The report also highlights that RIL has won solar module production linked incentives (PLIs), G H2 and electrolyser PLIs, which is estimated to translate cumulative incentive of $0.7 per kg (18% of G H2 value chain). “Operations shall commence soon with PV module production to kickstart later this year and battery and electrolysers from late-CY25.”
Retail and Digital EBITDA to double by FY28
Retail and digital EBITDA (Earnings before Interest, Taxes, Depreciation, and Amortisation) is set to double by FY28, says Nuvama.
“RIL’s consumer business (JIO and Retail), which has scaled up over the last four–five years, would contribute 50% to total EBITDA by FY25, thereby replacing the O2C business, which current dominates EBITDA contribution.”
Reliance Retail is among the top-five global retailers in terms of number of stores and among the top-30 in terms of revenue. On the other hand, Jio is the largest global mobile network, with over 490 million customers; data prices at one-fourth of global average and one-tenth of developed nations.
As per the report, Reliance Retail raised equity capital worth ₹17,814 crore ($2.1 billion) during the year, achieving a valuation milestone of $100 billion.
In FY24, the company witnessed over 1 billion-plus footfalls with 1.25 billion-plus transactions, while it opened 1,840 new stores this year, bringing total store count to 18,836 stores. Also, registered customers clocked 300 million. Currently, Reliance Retail is spread across 7,000-plus cities with 4 million kirana partners and a wide bouquet of digital platforms. RIL has built an extensive 32 million square foot warehouse to support pan-India operations.
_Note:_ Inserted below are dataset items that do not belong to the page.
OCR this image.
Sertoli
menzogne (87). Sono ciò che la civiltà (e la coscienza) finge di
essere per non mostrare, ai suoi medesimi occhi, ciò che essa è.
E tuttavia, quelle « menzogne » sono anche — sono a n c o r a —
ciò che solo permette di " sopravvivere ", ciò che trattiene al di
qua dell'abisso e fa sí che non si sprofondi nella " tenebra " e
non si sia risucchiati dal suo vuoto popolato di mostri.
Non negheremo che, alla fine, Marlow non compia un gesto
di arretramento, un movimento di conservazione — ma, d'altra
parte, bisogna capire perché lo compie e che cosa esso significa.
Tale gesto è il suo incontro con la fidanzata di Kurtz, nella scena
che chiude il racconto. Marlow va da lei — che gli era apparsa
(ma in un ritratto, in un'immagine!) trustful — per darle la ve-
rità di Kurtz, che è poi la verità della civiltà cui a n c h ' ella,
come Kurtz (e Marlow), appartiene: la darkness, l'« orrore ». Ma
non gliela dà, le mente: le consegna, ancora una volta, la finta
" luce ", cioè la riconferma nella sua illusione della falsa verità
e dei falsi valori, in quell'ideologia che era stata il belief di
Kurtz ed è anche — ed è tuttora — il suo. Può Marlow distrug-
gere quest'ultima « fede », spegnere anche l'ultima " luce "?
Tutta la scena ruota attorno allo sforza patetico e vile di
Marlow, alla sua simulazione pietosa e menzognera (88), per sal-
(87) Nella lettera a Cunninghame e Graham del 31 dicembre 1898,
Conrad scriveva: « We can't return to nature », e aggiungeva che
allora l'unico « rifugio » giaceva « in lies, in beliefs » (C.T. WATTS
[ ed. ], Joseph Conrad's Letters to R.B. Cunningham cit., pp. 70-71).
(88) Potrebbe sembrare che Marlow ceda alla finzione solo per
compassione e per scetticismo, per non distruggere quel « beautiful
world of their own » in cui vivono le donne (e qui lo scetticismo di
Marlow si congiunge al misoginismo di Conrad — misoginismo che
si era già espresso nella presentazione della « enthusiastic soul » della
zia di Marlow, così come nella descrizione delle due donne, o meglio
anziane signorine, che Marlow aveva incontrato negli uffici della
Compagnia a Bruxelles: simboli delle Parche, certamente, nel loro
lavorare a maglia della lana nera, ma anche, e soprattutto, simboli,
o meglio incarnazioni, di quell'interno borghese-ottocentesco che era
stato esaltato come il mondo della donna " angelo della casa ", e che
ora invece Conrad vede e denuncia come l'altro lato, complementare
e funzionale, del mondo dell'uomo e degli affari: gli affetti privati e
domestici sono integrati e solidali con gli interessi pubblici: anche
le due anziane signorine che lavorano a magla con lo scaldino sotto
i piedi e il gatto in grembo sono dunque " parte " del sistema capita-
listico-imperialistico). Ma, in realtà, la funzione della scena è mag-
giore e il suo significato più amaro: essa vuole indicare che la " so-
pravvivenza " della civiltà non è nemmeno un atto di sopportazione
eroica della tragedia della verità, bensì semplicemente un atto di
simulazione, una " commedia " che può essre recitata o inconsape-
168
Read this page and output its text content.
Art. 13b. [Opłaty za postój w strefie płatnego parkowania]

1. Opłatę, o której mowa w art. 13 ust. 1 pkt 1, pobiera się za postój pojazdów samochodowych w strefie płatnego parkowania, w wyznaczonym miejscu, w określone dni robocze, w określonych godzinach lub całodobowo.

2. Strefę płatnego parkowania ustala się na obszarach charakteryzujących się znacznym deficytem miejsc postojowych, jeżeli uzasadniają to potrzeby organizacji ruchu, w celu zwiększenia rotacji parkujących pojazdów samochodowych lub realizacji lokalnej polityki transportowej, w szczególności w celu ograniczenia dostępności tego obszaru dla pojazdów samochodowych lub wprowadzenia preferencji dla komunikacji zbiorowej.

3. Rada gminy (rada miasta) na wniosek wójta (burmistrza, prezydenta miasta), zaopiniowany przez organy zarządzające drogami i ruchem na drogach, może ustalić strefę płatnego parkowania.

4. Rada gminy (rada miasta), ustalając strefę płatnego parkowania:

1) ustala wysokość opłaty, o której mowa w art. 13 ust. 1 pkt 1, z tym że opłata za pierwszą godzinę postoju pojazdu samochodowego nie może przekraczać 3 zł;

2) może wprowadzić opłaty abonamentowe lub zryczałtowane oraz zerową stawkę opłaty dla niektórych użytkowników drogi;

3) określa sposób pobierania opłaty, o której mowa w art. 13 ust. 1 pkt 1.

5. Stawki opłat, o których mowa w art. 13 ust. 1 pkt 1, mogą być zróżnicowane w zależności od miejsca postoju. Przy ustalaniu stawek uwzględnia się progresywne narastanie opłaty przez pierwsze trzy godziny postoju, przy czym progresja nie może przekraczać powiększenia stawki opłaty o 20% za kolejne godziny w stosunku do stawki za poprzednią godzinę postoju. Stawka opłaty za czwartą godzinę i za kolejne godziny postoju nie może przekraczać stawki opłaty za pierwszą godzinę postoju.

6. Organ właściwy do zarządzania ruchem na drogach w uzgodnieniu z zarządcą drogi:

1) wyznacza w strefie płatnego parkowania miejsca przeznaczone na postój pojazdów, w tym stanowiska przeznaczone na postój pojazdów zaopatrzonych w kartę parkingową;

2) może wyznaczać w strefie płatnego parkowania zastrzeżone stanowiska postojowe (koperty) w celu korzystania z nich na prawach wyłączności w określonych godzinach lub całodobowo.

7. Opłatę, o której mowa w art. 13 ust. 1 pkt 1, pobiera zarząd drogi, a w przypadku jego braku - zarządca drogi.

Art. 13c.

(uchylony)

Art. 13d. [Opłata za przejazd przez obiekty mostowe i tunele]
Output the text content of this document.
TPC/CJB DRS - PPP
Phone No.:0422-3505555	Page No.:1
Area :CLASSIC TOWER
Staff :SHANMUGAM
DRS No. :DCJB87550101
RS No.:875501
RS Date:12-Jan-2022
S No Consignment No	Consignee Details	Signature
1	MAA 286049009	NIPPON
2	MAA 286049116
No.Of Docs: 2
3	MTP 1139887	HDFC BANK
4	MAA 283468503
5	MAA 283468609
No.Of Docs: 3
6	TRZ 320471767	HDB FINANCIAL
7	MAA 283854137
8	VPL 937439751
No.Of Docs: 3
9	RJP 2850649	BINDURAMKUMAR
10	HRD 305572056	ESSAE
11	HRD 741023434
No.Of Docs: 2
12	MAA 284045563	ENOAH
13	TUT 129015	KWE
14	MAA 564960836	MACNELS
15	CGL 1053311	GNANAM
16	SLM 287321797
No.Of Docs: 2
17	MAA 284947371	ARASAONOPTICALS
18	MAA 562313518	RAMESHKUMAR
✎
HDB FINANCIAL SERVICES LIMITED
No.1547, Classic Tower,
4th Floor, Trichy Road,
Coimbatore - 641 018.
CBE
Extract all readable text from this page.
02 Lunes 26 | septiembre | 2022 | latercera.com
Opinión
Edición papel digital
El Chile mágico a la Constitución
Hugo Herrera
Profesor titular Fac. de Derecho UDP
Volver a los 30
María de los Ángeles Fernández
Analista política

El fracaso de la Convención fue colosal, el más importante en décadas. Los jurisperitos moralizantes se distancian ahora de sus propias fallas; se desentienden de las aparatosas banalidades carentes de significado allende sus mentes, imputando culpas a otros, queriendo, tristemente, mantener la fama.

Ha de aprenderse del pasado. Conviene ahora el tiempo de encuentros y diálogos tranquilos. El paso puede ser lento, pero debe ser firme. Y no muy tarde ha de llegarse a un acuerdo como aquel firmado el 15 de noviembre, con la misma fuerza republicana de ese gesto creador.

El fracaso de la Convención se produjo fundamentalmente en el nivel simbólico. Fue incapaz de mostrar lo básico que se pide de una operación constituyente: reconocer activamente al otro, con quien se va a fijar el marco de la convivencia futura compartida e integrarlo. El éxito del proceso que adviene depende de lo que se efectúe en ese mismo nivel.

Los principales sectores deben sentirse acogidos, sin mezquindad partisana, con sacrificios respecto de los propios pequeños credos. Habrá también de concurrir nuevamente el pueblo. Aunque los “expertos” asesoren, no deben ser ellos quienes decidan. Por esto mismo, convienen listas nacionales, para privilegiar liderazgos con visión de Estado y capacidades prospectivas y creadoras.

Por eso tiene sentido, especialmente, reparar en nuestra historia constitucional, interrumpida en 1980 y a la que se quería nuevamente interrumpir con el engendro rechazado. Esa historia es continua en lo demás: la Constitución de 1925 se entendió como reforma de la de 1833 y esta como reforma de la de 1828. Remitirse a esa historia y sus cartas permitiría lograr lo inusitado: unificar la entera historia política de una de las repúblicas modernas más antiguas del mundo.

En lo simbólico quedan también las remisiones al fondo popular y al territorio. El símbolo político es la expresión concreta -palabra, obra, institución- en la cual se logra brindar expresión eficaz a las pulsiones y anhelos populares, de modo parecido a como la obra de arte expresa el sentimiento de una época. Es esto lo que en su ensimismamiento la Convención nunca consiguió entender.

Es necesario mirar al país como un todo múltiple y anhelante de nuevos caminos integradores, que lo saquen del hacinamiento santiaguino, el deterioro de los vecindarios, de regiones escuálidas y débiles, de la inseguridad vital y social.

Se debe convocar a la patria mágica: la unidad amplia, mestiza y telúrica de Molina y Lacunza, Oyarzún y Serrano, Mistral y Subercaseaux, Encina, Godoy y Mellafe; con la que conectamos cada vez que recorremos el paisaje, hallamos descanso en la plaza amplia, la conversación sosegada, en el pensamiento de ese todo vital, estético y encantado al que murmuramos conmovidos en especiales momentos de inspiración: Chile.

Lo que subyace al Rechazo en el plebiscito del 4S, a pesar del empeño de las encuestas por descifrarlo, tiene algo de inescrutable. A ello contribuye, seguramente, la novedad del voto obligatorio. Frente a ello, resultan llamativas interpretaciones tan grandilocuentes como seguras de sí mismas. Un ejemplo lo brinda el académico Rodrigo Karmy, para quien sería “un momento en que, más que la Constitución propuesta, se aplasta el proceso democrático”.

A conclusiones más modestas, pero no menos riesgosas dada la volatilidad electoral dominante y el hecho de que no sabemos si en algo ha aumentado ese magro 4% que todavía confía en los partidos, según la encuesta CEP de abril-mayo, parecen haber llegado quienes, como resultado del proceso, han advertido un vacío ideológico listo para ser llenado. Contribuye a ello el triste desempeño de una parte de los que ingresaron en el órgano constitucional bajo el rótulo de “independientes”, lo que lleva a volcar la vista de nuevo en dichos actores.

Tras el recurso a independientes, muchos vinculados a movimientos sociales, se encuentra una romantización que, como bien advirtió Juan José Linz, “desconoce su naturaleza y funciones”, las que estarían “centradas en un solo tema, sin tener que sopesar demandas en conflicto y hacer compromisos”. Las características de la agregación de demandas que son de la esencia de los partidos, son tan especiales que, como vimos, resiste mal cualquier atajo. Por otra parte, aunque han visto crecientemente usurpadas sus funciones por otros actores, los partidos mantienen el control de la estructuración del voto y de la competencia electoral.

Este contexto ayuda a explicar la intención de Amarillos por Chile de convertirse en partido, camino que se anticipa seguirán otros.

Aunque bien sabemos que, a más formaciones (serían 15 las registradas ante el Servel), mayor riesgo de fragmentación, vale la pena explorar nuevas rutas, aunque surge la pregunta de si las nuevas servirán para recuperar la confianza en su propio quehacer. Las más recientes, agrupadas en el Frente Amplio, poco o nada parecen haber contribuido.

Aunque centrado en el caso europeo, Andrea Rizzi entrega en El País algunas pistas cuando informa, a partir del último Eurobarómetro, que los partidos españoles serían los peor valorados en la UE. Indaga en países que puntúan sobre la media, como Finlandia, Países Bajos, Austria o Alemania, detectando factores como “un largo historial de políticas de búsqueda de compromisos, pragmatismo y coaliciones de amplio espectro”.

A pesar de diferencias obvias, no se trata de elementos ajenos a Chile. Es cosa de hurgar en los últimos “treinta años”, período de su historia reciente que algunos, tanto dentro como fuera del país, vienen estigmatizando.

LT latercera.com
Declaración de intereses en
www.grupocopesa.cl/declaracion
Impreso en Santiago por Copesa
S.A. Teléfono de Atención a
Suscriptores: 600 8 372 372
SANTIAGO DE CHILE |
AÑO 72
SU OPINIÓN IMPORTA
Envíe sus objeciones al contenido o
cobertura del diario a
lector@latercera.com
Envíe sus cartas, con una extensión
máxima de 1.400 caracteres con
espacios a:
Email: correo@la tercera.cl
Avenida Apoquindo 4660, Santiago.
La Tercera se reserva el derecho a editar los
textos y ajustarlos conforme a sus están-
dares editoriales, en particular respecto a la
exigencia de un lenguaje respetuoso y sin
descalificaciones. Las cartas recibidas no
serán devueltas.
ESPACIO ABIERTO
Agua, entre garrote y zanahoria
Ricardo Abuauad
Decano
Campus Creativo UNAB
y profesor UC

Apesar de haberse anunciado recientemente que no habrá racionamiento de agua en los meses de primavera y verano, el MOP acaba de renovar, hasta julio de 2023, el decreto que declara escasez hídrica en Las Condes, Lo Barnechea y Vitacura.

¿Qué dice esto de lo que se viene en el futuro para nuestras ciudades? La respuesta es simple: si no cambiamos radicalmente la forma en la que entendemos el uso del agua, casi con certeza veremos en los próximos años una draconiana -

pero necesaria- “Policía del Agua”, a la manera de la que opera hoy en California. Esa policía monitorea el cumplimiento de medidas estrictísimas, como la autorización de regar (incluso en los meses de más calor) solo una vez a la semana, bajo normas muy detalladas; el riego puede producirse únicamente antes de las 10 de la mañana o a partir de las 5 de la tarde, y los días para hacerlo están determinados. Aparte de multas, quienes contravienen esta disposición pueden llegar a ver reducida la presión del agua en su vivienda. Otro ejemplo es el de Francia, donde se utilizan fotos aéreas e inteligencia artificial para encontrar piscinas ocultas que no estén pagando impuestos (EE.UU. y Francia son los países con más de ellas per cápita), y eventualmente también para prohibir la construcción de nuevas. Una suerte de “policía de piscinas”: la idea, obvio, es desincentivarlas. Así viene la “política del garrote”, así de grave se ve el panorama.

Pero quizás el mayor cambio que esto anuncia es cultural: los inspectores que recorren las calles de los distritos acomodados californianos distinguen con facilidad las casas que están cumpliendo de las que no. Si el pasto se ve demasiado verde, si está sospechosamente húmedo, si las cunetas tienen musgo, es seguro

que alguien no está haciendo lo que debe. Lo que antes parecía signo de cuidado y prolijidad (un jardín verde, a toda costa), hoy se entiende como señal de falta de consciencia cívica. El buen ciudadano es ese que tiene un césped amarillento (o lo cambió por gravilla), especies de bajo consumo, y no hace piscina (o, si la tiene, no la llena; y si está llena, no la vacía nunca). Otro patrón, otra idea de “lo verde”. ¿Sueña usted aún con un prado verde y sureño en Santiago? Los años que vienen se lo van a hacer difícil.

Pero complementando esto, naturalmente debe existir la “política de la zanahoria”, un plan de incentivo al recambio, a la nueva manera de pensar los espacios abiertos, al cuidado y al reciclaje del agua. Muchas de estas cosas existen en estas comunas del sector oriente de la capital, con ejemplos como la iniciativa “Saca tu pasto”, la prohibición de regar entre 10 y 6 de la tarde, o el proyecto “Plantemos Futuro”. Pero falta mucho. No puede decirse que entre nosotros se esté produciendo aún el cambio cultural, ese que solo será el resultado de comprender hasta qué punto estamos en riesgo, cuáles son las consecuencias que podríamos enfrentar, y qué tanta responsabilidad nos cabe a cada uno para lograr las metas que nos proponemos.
At the AGM, Ambani said that Jio commands 8% of total global data market, while its data prices are a fourth of global average and a tenth of developed countries. It is among top 12 companies in India in terms of net profit.
RIL plans to have a 2G–mukt India, with Jio uniquely positioned to convert 200 million plus 2G users to 4G. Fuelling the conversion, JioBharat offers entry-level 4G phones at prices lower than 2G phones. “RIL launched Jio AirFiber, its 5G-based home broadband service, in Oct-23. In just six months, Jio acquired 1mn AirFiber customers. By leveraging its deep-tech capabilities and continuously optimising every process, it acquired the next 1mn AirFiber customers in just 100 days. Now, RIL is targeting 1mn home customers every 30 days; with an overall target of 100mn,” the report noted.
In a bid to achieve the AI everywhere for everyone vision, RIL plans to establish GW-scale AI-ready data centres in Jamnagar – powered by RIL’s green energy. The company has announced the Jio AI Cloud Welcome Offer – up to 100 GB free to users, which is claimed to be the most affordable in the market.